Saturday, May 30, 2015

Getting the politics out of politics...

Lloyd Doggett, while in the Senate of Texas, once commented during a debate that you can’t take politics out of politics. Senator Joan Huffman of Houston, however, seems to be trying.

For several decades the public integrity unit of Texas has resided in the district attorney’s office of Travis County. This special unit has successfully investigated and prosecuted numerous complaints of official misconduct. The unit was placed where it is because more often than not most official conduct at the state level arises in the capitol city.

Over the years, the unit has prosecuted far more Democrats or their appointees than Republicans.  Among them have been two speakers and an attorney general.

Republican politicians are now whining because Rick Perry was indicted by a group of 12 citizens for abusing his power. Perry, in an attempt to force the local district attorney to resign, threatened the use of his power of veto to punish the then-officeholder of Travis County. Had he threatened to beat her up if she didn't resign, his wrongdoing may have been more clear to citizens than it is now.  Nonetheless, it was still a threat to use his power to attempt to force another officeholder to bend to his will.

It seems Huffman’s scheme would be as political--or moreso--than the present system.  In the Huffman plan, instead of having alleged misconduct reviewed by a panel of 12 reputable citizens, the conduct would be referred to a group of Texas Rangers selected by one person, appointed and serving at the will of the governor. Thus selected, if the Rangers thought necessary, the case would be referred to the home county of the accused official. If the hometown boys perchance indicted the official, the case would then be referred to the local district attorney in the home county of the official. This would be the case even if the criminal conduct occurred in some other county such as Travis County, Austin, Texas.

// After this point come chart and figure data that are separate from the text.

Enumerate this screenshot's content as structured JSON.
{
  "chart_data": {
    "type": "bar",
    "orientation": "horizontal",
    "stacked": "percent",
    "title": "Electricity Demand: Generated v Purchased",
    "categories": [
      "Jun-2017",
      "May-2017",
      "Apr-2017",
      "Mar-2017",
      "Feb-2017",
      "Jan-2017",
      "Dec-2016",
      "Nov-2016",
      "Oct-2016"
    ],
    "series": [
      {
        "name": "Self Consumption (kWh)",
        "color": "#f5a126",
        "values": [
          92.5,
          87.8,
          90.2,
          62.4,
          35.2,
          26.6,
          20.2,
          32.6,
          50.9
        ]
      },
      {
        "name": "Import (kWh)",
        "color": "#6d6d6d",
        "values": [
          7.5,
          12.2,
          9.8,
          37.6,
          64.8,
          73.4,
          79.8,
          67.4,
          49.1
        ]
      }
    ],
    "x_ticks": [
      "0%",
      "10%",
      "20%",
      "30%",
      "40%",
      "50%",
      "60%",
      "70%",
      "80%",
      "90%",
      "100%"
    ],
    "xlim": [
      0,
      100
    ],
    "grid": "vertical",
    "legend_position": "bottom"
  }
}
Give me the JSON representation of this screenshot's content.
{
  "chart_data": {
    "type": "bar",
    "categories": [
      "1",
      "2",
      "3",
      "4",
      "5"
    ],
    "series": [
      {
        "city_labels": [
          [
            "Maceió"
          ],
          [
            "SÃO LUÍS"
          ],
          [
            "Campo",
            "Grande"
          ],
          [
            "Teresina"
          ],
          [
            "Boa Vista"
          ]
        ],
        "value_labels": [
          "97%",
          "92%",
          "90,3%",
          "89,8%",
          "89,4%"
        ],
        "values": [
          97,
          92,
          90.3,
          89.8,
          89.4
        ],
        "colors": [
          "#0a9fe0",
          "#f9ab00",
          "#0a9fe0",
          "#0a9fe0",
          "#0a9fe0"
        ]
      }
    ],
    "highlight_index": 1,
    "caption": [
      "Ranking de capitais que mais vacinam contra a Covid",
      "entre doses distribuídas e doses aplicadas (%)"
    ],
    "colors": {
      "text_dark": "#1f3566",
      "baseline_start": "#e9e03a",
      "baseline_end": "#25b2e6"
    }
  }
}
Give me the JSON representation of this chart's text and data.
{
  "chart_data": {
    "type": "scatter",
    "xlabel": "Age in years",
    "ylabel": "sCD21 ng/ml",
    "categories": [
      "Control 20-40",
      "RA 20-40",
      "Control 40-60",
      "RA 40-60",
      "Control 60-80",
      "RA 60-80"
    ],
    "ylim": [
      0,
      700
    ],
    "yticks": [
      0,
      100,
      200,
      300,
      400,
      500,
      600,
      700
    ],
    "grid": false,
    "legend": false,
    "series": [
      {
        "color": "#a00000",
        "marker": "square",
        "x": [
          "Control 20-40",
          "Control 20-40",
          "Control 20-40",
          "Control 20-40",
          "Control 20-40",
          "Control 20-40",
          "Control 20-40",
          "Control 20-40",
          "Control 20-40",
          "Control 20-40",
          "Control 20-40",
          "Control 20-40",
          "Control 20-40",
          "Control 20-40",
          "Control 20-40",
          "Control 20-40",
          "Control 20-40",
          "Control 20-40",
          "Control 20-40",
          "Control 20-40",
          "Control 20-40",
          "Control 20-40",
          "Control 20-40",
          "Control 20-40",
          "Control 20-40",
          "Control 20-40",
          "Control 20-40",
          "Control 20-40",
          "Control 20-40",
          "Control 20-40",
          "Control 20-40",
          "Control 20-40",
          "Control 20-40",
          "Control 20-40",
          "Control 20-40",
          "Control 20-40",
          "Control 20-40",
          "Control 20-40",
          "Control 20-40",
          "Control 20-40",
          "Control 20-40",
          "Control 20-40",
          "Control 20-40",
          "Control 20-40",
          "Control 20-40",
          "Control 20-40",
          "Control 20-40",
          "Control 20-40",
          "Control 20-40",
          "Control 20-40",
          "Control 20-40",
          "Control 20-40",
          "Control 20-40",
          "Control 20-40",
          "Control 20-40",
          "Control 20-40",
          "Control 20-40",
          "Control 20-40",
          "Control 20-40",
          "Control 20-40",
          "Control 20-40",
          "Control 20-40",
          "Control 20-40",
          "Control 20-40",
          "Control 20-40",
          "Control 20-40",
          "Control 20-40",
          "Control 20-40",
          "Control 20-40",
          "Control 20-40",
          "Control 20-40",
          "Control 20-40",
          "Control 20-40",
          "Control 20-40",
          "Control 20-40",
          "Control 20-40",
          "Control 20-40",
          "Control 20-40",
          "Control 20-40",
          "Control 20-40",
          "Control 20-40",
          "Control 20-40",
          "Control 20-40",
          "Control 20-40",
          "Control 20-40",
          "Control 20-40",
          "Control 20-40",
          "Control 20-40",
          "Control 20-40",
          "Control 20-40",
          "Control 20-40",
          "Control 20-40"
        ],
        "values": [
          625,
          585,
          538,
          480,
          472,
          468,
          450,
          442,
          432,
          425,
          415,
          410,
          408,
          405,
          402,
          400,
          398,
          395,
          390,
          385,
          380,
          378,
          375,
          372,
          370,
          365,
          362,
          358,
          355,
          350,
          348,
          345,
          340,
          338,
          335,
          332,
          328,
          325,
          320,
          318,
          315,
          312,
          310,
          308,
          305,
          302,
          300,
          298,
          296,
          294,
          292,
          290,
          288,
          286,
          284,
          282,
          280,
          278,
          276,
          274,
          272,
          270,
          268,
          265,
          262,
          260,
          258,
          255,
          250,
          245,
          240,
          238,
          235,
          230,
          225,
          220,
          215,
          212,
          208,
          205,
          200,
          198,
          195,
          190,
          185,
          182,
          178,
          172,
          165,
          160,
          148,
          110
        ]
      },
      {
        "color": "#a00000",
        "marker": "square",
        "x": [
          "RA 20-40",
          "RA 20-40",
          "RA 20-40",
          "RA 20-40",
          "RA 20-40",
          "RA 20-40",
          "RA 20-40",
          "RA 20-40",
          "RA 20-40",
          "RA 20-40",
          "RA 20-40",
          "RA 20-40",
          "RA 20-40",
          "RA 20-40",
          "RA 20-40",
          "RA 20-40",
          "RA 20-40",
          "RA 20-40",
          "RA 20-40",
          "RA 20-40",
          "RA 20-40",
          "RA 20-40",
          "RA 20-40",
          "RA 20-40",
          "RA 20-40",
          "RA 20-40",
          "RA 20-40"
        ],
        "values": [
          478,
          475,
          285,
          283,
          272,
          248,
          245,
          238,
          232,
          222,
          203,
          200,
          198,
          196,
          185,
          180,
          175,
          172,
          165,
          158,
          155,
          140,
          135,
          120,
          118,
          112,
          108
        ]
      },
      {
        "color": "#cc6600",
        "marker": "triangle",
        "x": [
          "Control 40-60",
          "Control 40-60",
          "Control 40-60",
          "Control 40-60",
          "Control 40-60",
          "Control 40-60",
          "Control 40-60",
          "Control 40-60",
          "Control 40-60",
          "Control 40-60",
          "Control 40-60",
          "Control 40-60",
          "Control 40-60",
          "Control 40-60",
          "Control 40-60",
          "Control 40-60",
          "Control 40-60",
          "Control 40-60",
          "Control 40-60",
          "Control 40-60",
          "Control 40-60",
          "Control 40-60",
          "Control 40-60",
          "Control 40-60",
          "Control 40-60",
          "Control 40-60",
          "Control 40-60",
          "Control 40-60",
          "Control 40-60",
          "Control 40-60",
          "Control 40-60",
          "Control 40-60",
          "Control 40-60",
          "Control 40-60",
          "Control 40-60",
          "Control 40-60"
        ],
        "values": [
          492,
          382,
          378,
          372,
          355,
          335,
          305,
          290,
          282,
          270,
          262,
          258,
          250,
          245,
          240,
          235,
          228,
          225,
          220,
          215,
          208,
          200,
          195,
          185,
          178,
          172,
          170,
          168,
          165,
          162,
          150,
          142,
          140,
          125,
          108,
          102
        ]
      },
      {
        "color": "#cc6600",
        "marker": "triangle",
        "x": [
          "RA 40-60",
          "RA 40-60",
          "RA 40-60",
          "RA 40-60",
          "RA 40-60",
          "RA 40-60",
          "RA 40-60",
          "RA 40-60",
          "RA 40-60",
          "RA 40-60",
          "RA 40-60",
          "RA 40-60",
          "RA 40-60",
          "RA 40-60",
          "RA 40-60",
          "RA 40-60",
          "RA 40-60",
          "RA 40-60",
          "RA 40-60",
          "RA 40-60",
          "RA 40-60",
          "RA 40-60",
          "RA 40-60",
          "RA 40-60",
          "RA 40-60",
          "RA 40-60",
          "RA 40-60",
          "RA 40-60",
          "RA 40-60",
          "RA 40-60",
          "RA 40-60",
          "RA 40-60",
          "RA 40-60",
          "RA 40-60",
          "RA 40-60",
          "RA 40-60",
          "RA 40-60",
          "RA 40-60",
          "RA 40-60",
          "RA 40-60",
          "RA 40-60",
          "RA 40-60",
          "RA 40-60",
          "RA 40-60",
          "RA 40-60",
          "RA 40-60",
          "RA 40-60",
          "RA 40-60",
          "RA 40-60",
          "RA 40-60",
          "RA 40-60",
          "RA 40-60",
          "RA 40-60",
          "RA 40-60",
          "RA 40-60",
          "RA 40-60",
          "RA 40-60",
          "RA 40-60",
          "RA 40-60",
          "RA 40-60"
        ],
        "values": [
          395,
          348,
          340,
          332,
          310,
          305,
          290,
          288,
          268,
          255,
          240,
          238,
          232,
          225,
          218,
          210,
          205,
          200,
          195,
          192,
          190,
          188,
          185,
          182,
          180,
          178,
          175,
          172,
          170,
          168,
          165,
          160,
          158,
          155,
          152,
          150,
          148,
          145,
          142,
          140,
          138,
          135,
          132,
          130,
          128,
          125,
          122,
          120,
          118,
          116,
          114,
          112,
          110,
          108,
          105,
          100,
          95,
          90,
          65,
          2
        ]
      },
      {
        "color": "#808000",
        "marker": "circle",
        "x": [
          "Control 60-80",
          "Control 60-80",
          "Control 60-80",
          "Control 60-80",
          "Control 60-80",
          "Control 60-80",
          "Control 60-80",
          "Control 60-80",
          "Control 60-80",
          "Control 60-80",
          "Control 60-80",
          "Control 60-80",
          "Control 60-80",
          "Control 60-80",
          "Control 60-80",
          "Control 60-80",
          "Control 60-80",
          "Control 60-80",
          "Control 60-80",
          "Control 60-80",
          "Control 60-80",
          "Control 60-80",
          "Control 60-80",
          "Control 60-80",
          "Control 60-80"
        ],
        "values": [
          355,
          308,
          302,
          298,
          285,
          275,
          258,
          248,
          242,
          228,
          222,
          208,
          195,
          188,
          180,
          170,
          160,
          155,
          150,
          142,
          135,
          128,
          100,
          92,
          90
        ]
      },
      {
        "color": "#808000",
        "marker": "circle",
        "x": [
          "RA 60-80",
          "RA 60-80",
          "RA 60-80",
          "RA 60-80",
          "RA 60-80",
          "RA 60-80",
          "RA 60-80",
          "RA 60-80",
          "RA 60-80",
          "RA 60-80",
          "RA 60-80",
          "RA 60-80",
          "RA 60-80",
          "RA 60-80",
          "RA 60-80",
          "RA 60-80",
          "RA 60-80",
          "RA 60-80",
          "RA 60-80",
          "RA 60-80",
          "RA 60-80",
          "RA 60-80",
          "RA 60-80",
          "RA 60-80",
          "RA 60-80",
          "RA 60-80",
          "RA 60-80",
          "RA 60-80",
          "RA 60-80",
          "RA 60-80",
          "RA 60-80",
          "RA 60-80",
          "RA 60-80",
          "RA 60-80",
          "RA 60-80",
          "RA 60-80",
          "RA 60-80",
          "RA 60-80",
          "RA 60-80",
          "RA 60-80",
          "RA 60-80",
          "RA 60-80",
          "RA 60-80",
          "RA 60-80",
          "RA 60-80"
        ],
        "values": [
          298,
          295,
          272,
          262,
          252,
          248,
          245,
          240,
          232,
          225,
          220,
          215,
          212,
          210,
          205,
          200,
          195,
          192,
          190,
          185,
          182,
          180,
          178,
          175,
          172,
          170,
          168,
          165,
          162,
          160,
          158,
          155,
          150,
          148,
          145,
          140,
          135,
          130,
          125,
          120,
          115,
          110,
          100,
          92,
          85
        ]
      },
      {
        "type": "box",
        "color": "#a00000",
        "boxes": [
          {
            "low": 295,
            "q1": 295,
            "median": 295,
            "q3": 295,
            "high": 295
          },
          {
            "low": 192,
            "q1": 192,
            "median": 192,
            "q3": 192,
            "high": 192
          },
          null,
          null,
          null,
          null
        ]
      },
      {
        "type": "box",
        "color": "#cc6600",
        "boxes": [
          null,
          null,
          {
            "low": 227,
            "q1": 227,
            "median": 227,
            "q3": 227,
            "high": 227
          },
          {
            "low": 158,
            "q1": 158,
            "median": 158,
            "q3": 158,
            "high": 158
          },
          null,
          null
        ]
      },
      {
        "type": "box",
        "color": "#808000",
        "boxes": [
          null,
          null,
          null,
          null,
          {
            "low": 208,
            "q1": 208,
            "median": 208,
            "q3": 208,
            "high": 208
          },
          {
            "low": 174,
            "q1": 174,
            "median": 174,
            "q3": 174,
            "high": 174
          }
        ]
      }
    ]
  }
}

Apparently, several senators favoring the Huffman method have lost sight of the conduct of a Republican activist occurring just a few years ago. Several thousands of dollars were allegedly misused in connection with the election process. The then-Republican-controlled Ethics Commission let the offender go free because the money allegedly misspent in violation of the election laws of Texas didn’t count since he didn’t use cash--he only sent out checks. This is the type partisan, political mischief Huffman is inviting.

The most recent great hypocrisy among Republicans occurred in the last election cycle. While they demanded loudly for the district attorney to resign because she pled guilty to a DWI charge, in the same election cycle they elected a politician attorney general who had recently admitted to conduct which amounted to a third-degree felony. 

It seems as difficult to take politics out of politics as it is to take hypocrisy out of politics.